If you have employees who love and value their current job, one thing they would tell you is that they appreciate working in not only a safe environment but also in an environment where they are able to have a clear thought process. In order for that to happen, as an employer or HR, you would have to gauge not only their performance but also their wellbeing.
If you talked to “millennials” who currently make up majority of today’s workforce, they would tell you that it’s not just about hitting their KPI’s anymore. It’s also about being able to manage their own stress levels, mental issues and as most people may call it, being able to factor in various cultural backgrounds. As HR or an employer, how are you able to bring cohesiveness in all the mentioned factors to bring the best in all of them?
A recent Video in one of Caroline Mutoko’s show addresses workplace management and if you find it online, you will learn that it’s about caring enough to ask, “how are you doing?” to not only the top performers but also to those who not do so well. Because if you do not address the latter, the former will be in dire trouble.

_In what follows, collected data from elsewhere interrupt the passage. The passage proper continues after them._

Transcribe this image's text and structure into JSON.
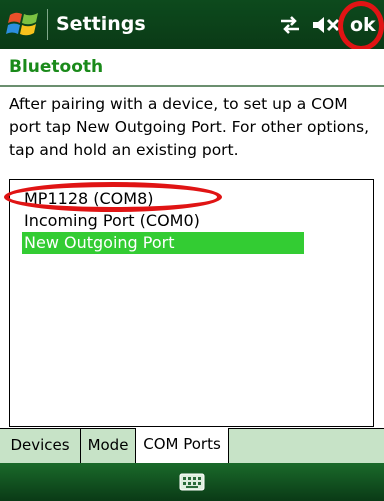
{
  "titlebar": {
    "title": "Settings",
    "ok_label": "ok",
    "icons": {
      "start": "windows-flag-icon",
      "connectivity": "connectivity-arrows-icon",
      "volume": "volume-muted-icon"
    }
  },
  "section": {
    "title": "Bluetooth"
  },
  "instructions": "After pairing with a device, to set up a COM port tap New Outgoing Port. For other options, tap and hold an existing port.",
  "ports": {
    "items": [
      {
        "label": "MP1128 (COM8)",
        "selected": false
      },
      {
        "label": "Incoming Port (COM0)",
        "selected": false
      },
      {
        "label": "New Outgoing Port",
        "selected": true
      }
    ]
  },
  "tabs": [
    {
      "label": "Devices",
      "active": false
    },
    {
      "label": "Mode",
      "active": false
    },
    {
      "label": "COM Ports",
      "active": true
    }
  ],
  "bottombar": {
    "icon": "keyboard-icon"
  },
  "colors": {
    "titlebar_bg": "#0a3a16",
    "section_title": "#1a8a1a",
    "selection": "#33cc33",
    "tab_bar_bg": "#c7e3c7",
    "highlight": "#e01414"
  }
}
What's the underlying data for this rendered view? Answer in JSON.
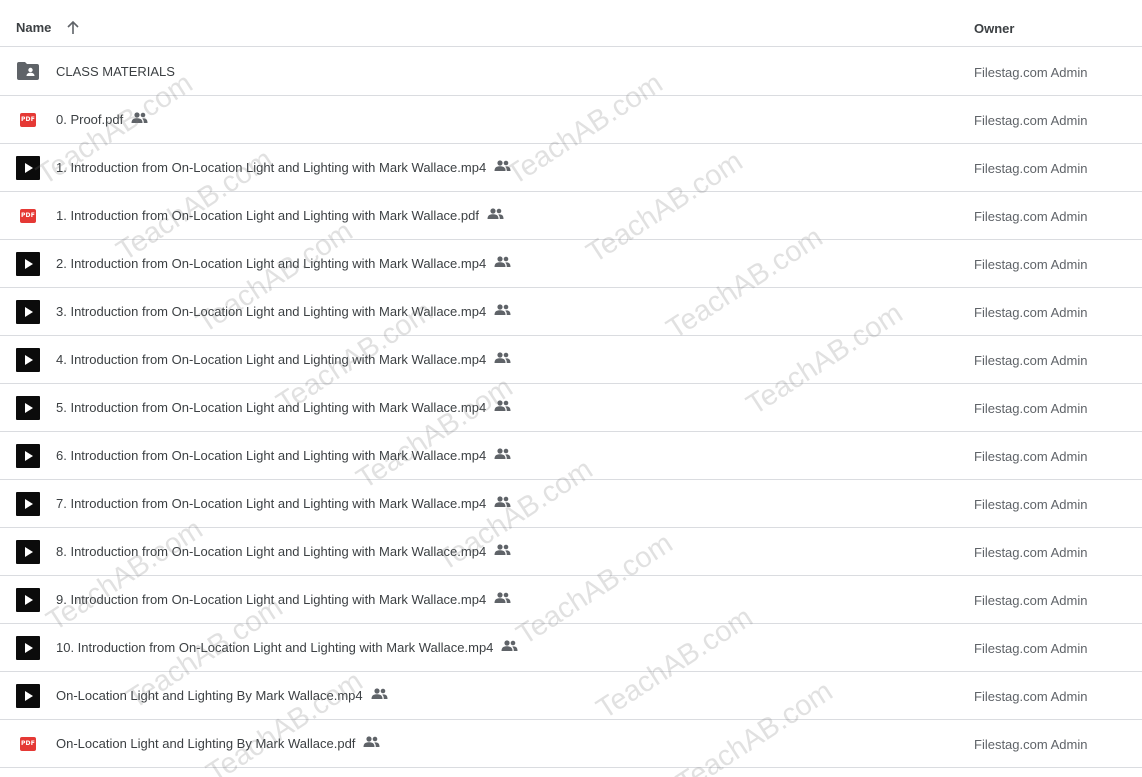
{
  "header": {
    "name_label": "Name",
    "owner_label": "Owner",
    "sort_icon": "arrow-up-icon"
  },
  "files": [
    {
      "name": "CLASS MATERIALS",
      "type": "folder",
      "shared": false,
      "owner": "Filestag.com Admin"
    },
    {
      "name": "0. Proof.pdf",
      "type": "pdf",
      "shared": true,
      "owner": "Filestag.com Admin"
    },
    {
      "name": "1. Introduction from On-Location Light and Lighting with Mark Wallace.mp4",
      "type": "video",
      "shared": true,
      "owner": "Filestag.com Admin"
    },
    {
      "name": "1. Introduction from On-Location Light and Lighting with Mark Wallace.pdf",
      "type": "pdf",
      "shared": true,
      "owner": "Filestag.com Admin"
    },
    {
      "name": "2. Introduction from On-Location Light and Lighting with Mark Wallace.mp4",
      "type": "video",
      "shared": true,
      "owner": "Filestag.com Admin"
    },
    {
      "name": "3. Introduction from On-Location Light and Lighting with Mark Wallace.mp4",
      "type": "video",
      "shared": true,
      "owner": "Filestag.com Admin"
    },
    {
      "name": "4. Introduction from On-Location Light and Lighting with Mark Wallace.mp4",
      "type": "video",
      "shared": true,
      "owner": "Filestag.com Admin"
    },
    {
      "name": "5. Introduction from On-Location Light and Lighting with Mark Wallace.mp4",
      "type": "video",
      "shared": true,
      "owner": "Filestag.com Admin"
    },
    {
      "name": "6. Introduction from On-Location Light and Lighting with Mark Wallace.mp4",
      "type": "video",
      "shared": true,
      "owner": "Filestag.com Admin"
    },
    {
      "name": "7. Introduction from On-Location Light and Lighting with Mark Wallace.mp4",
      "type": "video",
      "shared": true,
      "owner": "Filestag.com Admin"
    },
    {
      "name": "8. Introduction from On-Location Light and Lighting with Mark Wallace.mp4",
      "type": "video",
      "shared": true,
      "owner": "Filestag.com Admin"
    },
    {
      "name": "9. Introduction from On-Location Light and Lighting with Mark Wallace.mp4",
      "type": "video",
      "shared": true,
      "owner": "Filestag.com Admin"
    },
    {
      "name": "10. Introduction from On-Location Light and Lighting with Mark Wallace.mp4",
      "type": "video",
      "shared": true,
      "owner": "Filestag.com Admin"
    },
    {
      "name": "On-Location Light and Lighting By Mark Wallace.mp4",
      "type": "video",
      "shared": true,
      "owner": "Filestag.com Admin"
    },
    {
      "name": "On-Location Light and Lighting By Mark Wallace.pdf",
      "type": "pdf",
      "shared": true,
      "owner": "Filestag.com Admin"
    }
  ],
  "pdf_badge": "PDF",
  "watermark": "TeachAB.com",
  "colors": {
    "pdf": "#e53935",
    "video": "#0b0b0b",
    "folder": "#5f6368",
    "divider": "#dadce0"
  }
}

“A genuine how are you doing,” from HR or from a good intended person would go a long way in employee career growth and retention.

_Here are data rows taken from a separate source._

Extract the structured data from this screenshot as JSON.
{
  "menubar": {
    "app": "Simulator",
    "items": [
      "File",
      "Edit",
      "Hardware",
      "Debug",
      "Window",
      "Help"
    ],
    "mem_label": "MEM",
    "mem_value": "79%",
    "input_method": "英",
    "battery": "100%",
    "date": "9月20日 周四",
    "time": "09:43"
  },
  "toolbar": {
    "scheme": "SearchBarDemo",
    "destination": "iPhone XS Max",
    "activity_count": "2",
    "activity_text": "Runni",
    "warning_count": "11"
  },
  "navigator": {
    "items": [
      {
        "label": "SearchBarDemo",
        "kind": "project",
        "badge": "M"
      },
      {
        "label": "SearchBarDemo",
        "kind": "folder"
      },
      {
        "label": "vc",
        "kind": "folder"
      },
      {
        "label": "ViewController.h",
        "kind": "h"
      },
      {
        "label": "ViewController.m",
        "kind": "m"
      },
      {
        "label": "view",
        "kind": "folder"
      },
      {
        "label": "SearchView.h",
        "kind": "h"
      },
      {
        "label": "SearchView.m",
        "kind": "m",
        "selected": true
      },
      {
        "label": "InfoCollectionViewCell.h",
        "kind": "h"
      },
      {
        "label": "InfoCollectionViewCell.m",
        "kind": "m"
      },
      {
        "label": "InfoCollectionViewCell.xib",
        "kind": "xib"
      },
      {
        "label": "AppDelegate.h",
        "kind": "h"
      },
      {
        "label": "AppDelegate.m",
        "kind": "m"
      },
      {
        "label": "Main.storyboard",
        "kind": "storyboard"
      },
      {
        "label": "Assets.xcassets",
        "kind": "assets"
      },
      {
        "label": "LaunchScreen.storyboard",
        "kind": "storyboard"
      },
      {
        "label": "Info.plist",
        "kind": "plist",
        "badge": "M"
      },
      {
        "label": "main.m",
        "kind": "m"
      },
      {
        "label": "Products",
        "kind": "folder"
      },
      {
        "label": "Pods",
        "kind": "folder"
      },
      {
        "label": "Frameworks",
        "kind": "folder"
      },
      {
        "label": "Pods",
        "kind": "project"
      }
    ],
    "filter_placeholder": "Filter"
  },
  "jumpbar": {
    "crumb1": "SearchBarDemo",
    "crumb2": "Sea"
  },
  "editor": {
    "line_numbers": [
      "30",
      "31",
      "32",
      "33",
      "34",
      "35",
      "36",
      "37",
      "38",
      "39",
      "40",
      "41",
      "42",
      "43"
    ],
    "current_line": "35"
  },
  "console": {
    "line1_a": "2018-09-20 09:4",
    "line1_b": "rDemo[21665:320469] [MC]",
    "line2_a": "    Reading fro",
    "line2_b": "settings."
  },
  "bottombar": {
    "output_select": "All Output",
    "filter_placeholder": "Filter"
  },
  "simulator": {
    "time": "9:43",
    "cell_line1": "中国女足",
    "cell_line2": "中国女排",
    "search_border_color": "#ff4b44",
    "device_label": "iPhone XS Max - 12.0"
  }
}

Below are 2 steps on how to assist your employees on how to be mentally safe and be in alignment with the company’s goals and KPI’s.
1. Quick Survey on Employee Wellness
“Psychological safety at work takes effort. It’s not the norm. But it’s worth the effort,” says Professor Amy Edmondson on article written for Working Knowledge
In a well-structured system that’s concerned about the wellness of their employees, most HR’s conduct quick surveys which could be done on daily on monthly basis. Through that they are able to come up with strategic plans on how to address the issues raised.
On the other hand, employees should be able to speak up and volunteer relevant information if they do really care about their performance.
2. Support Groups to assist the raised issues
Once you are able to pinpoint the problems areas, as HR, you should be able to address the concerns. In areas where the HR has no mandate to offer valuable solutions
Again, this goes back to caring about your workforce regardless of whether they are top performers or not. Especially of you want their performance to be at the peak.
Top performers should also be your go to and be able to guide you in the right direction especially if you have some of them who were not performing so well.
“A successful employee retention strategy requires you to think about things from the team’s point of view. No two employees are exactly alike, of course; each has unique desires and goals. But all of them want to feel appreciated by their employer and treated fairly. They want to be challenged and excited by their work,” quips an article on Robert Half’s
3. Change the Culture
Lastly, there are issues which may not need the seriousness of support groups. Things to do with office politics, ill intentions, salary matters and so forth, in such instances, the employer should be in a position to make changes from a HR perspective where need be for the betterment of the company.